Bill Hixon introduced me to Dave Oberle of the Oberle Jorde Company, who also took 100 wrenches, which gave us customer number two in the boiler erection business. From there, we had two customers who were looking for the tools that had been shown to us on the job.
It worked out real well. Time wore on and I stayed close to B&W. Bill Hixon would write field purchase orders and we started to do quite a bit of business with them. B&W was a very large company and money didn't flow as fast as it should. Dad would get quite concerned that it was 30 days and we were not paid, but we knew you couldn't push these people too much. Bill Hixon said to go up to Barberton, Ohio, and speak to a Jimmy Quinn. Jimmy and I had a long discussion. He showed me specific items they needed that were in short supply. This was a big help in being able to develop F&M because when we found something all I had to do was call Jimmy and explain what it was and we would make a profit on it. Sometimes he would even tell me 'that's too cheap, we ought to charge more' and we would. B&W started sending us purchase orders from the main office, which meant we were paid faster. We also continued to get business from Oberle Jorde, and it all came together.
Credit was a problem in the early days, and everything had to be in cash, up front. We bought Billings and Spencer ball pein hammers. A truck would pull in the driveway at home, and we would unload it. One time they delivered an order that wasn't COD. I immediately sent a check in anyway because we couldn't afford to lose them. I called the factory and they said they set us up on account. For many years our only credit reference was the Billings and Spencer Hammer Company.

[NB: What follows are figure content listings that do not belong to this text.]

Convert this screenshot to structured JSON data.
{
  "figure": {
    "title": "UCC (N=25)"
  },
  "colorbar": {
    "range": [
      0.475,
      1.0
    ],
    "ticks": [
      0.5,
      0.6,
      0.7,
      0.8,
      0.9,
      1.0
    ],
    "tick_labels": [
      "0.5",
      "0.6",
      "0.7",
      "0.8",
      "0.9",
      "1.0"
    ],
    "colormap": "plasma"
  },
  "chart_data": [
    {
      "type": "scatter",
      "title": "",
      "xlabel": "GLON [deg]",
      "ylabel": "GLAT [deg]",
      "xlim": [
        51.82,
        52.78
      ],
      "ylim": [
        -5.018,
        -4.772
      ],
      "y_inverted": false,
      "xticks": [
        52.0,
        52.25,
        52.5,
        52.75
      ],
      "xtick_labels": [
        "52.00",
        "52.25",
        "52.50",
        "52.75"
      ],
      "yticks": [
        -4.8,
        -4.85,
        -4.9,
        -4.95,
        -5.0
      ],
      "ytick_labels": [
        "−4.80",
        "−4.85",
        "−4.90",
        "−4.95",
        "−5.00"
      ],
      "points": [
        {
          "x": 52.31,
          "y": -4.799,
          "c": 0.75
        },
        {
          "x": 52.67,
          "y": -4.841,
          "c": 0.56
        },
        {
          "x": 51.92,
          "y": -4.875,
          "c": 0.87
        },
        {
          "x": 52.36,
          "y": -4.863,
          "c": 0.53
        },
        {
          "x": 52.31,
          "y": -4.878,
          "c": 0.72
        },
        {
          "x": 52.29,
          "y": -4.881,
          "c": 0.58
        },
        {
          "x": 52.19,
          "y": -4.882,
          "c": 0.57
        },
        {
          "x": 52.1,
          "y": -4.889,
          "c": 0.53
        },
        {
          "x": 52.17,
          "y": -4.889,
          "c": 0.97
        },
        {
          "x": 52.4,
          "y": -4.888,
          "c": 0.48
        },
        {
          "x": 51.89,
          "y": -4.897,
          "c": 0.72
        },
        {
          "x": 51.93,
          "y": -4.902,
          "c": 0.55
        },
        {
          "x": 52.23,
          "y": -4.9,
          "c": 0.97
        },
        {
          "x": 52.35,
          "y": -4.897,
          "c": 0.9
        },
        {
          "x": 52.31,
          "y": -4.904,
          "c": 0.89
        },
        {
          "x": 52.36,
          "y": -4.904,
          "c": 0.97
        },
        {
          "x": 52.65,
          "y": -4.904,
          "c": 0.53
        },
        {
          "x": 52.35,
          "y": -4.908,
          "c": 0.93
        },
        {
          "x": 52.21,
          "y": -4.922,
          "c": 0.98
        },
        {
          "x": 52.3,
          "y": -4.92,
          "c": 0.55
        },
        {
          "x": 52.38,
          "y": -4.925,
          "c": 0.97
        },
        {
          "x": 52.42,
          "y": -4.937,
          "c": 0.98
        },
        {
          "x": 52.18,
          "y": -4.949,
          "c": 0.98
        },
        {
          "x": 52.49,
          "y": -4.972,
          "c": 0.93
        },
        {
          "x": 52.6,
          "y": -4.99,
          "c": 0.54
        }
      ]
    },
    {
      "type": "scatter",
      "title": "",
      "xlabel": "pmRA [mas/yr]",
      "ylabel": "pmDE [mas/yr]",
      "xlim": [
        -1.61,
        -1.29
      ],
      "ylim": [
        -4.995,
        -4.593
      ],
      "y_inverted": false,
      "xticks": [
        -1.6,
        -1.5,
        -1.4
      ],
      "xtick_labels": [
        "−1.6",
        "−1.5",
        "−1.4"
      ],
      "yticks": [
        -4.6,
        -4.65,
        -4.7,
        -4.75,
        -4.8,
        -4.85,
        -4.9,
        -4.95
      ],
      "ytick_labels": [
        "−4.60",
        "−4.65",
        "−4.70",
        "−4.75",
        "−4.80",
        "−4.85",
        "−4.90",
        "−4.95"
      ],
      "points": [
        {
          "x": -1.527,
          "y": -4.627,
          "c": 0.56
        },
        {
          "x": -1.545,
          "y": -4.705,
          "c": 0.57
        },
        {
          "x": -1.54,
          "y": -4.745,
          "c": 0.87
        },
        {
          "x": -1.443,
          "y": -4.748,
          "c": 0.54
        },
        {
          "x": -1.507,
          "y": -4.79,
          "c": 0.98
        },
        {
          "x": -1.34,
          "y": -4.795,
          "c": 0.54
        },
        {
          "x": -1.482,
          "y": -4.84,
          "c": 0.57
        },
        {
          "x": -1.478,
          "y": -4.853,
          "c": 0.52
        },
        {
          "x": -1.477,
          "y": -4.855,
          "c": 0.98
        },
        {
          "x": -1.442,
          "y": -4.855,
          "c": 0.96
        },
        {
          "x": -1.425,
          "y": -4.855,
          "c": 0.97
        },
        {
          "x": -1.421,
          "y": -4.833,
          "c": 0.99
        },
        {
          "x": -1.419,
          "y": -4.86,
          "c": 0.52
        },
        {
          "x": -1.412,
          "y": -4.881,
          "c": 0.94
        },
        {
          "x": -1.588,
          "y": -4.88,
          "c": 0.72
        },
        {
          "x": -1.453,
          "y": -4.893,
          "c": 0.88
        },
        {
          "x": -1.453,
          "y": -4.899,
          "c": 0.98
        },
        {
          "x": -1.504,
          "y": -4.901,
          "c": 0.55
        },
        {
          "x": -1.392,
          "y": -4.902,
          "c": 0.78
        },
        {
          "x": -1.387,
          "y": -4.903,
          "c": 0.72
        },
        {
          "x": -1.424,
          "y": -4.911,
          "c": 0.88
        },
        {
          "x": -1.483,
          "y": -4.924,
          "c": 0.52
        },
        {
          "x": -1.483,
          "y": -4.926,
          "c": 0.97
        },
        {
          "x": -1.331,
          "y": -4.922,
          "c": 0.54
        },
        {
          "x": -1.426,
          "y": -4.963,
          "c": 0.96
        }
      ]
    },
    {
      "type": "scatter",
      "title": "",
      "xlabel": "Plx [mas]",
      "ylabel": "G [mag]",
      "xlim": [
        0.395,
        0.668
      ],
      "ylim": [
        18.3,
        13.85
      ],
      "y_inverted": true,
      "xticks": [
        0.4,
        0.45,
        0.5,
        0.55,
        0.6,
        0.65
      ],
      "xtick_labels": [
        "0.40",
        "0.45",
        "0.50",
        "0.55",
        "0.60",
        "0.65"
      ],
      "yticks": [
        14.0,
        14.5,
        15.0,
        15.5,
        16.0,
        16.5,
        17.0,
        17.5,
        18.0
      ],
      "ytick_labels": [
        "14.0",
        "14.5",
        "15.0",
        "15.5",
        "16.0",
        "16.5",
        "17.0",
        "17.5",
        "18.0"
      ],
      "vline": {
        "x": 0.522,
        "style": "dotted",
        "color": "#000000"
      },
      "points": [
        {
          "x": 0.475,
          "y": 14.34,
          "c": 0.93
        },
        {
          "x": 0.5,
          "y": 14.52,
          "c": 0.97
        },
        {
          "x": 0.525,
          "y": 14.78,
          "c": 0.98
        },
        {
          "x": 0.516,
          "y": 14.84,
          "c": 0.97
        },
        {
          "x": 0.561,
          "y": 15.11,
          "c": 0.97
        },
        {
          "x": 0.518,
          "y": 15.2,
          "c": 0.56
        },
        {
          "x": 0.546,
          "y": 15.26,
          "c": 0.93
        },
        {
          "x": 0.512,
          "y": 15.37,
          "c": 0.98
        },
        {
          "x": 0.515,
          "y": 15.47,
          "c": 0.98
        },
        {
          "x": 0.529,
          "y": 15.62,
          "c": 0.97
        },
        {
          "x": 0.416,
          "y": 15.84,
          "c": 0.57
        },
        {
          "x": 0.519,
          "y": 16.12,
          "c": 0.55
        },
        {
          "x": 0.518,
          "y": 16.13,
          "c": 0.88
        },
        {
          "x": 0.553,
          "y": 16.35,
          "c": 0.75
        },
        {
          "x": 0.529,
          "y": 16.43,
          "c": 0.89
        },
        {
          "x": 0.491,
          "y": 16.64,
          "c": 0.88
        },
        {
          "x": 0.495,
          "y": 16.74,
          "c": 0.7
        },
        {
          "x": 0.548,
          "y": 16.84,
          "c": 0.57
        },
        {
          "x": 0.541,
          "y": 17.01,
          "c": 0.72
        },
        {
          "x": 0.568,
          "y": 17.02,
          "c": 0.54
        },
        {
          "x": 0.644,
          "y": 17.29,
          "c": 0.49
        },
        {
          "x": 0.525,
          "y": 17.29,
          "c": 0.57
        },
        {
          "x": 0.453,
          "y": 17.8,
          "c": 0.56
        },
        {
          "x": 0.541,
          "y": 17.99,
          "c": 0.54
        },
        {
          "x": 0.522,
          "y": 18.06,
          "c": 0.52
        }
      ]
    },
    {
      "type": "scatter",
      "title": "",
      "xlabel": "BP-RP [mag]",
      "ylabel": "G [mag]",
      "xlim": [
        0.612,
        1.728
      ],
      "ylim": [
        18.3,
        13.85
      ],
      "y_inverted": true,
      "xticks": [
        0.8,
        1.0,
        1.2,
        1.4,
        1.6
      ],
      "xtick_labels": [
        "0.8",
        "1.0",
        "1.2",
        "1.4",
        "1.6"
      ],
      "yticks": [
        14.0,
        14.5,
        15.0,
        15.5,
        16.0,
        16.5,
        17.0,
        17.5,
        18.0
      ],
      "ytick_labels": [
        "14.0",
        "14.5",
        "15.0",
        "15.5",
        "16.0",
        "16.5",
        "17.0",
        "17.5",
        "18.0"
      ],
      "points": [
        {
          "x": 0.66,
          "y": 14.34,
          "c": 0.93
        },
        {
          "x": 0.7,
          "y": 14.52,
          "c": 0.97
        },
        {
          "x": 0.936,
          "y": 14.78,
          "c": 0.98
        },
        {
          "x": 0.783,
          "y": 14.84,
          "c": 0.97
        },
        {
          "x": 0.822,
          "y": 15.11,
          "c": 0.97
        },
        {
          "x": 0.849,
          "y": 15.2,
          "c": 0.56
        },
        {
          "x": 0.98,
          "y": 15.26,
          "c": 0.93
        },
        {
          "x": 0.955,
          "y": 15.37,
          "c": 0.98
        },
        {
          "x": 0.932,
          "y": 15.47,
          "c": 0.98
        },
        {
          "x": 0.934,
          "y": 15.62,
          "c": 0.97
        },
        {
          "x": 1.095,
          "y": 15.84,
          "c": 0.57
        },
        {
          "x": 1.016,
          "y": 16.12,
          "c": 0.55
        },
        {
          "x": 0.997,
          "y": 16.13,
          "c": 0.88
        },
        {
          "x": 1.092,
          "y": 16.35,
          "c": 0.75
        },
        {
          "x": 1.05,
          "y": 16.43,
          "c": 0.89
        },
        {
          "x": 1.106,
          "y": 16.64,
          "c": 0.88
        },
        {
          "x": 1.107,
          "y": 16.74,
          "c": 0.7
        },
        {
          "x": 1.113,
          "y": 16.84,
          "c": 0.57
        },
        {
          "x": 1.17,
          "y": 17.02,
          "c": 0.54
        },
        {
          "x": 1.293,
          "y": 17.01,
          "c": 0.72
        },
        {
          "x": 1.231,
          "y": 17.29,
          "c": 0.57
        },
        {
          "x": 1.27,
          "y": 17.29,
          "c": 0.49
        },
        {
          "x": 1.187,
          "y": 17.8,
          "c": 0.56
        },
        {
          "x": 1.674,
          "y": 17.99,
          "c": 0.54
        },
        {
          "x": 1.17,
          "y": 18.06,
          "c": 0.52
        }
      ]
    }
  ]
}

Our first location was in dad's garage on Overlook, where we were from 1945 to 1948. Eventually the garage wouldn't hold it all so we rented two garage bays from Leisgangs for $15 per month on Race Road, which later was to become the MAFCO building. In 1950 we went to 1820 Race Street. One of the many strange items we had to move from Race Road was 30,000 Plaster of Paris bandages. In 1952 Abe Friedmann came home from serving with the Army in Germany, and joined us full time. Around late 1953 we went to 3200 Warsaw, across from the police station, in the basement. From there we went to Crookshank in 1955, and rented an office and 1-1/2 buildings, we thought we were quite an operation. We were there from 1956 to 1963. After that was Race Road again, only this time we had the whole lot, from 1963 to 1980, and then we came to Harrison.
It is kind of impossible to believe that all this happened from such meager beginnings. It was for many years a day to day operation, so that every Friday we tried to have enough money to take home, put food on table and hopefully take care of all the necessity of life. God was very good to us and I am very thankful for the business and the wonderful group of people we have. It is such a pleasure to think back of this and how it all started. It was a very simple and lean beginning. Thank you.